Meet Malik

I have always expressed myself in a sort of androgyny that didn’t always sit right with everyone. I was raised as a brown/black “boy” with long “pretty” hair and a high pitched voice; my cheeks and facial features too “soft” to call anything but “girl”. I rejected this notion vehemently but with the same vigor, I rejected all the things that made you a boy, sports, violence, playing with other boys.

When I was in 5th grade my private and religiously affiliated school mandated that all “boys” cut their hair below shoulder length. My hair at the time reached my waist and was one of my most defining characteristics. I was forced to cut my hair and I felt like I had lost a part of myself, subsequently, I developed dysphoria. Dysphoria is an experience some Trans and gender-nonconforming folxs experience and for me it meant that I felt like there was something wrong with the way I looked. For a long time after it was very difficult for me to recognize myself in a mirror.

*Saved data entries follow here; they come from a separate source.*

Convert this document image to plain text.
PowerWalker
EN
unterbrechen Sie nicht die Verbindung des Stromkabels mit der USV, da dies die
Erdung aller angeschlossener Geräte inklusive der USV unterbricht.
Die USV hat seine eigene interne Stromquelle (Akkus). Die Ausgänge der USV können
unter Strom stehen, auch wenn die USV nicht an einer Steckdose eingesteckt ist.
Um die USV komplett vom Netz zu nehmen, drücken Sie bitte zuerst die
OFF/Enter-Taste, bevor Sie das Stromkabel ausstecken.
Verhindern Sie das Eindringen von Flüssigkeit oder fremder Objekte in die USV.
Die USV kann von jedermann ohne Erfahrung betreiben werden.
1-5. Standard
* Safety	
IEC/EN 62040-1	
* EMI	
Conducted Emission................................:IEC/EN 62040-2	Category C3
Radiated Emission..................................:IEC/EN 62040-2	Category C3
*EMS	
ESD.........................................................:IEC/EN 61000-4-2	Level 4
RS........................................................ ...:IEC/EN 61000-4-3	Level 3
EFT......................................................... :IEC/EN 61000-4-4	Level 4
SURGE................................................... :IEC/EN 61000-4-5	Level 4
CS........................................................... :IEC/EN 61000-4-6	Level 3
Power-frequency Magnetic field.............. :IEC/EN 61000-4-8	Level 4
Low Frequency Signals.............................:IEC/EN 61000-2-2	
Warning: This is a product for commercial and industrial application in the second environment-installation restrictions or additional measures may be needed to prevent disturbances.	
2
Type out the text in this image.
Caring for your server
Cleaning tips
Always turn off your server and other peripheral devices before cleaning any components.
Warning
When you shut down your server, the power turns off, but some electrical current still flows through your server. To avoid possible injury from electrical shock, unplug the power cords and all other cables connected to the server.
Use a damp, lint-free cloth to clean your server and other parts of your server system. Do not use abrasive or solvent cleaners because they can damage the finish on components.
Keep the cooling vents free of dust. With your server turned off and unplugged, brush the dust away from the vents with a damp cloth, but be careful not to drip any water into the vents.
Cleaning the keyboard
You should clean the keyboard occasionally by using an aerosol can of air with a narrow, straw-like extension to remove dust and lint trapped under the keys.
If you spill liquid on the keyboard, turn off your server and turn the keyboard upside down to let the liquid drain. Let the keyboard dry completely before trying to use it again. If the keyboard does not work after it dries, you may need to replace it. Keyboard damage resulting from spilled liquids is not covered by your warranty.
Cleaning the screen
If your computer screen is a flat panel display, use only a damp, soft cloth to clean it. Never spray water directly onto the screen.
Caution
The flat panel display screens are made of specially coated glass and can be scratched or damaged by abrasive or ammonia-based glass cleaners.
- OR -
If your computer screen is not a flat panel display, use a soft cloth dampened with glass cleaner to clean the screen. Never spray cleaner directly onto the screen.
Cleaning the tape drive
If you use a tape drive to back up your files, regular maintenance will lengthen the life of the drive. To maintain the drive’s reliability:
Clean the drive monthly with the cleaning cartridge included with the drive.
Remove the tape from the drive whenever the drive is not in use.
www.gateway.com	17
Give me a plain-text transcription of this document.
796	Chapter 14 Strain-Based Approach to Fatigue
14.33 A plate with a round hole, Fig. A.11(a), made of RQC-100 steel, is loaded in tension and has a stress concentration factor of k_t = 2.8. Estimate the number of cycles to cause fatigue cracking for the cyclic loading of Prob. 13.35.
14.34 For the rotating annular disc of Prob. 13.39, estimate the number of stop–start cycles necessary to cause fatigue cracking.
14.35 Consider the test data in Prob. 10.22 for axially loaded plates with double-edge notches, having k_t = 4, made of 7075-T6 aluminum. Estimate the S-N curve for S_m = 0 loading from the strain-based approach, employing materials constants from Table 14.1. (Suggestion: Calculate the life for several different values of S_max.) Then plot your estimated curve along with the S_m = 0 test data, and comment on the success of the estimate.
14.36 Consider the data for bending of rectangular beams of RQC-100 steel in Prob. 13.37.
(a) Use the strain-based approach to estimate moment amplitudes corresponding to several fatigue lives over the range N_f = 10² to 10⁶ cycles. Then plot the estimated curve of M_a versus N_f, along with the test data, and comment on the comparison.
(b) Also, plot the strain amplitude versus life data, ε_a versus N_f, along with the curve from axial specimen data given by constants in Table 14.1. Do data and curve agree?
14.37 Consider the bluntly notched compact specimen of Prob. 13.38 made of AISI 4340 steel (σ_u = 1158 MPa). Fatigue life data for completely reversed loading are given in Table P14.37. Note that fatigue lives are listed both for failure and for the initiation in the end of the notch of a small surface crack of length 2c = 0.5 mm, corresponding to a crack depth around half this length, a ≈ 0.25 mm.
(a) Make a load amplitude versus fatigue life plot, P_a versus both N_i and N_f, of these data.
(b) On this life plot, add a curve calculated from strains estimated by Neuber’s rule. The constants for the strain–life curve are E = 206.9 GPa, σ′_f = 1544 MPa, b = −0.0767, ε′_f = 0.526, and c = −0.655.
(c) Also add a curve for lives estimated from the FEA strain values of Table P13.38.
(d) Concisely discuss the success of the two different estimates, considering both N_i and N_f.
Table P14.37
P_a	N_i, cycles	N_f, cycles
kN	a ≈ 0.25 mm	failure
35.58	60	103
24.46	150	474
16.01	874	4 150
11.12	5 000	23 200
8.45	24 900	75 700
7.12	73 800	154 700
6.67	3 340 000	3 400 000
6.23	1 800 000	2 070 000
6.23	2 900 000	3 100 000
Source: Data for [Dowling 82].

I was inspired by someone in high school to grow my hair out again, I did. I soon discovered poetry, then spoken word, and began a journey to naming and reclaiming my power and my struggle. As a poet, I tackle issues of identity, intersectionality, oppression, radical love, transcendence, and spirituality. I have through my art form accepted and built on my inner femininity and seek to decolonize my understandings of myself as a fxmmx of color and my spirituality as a goddess worshiper.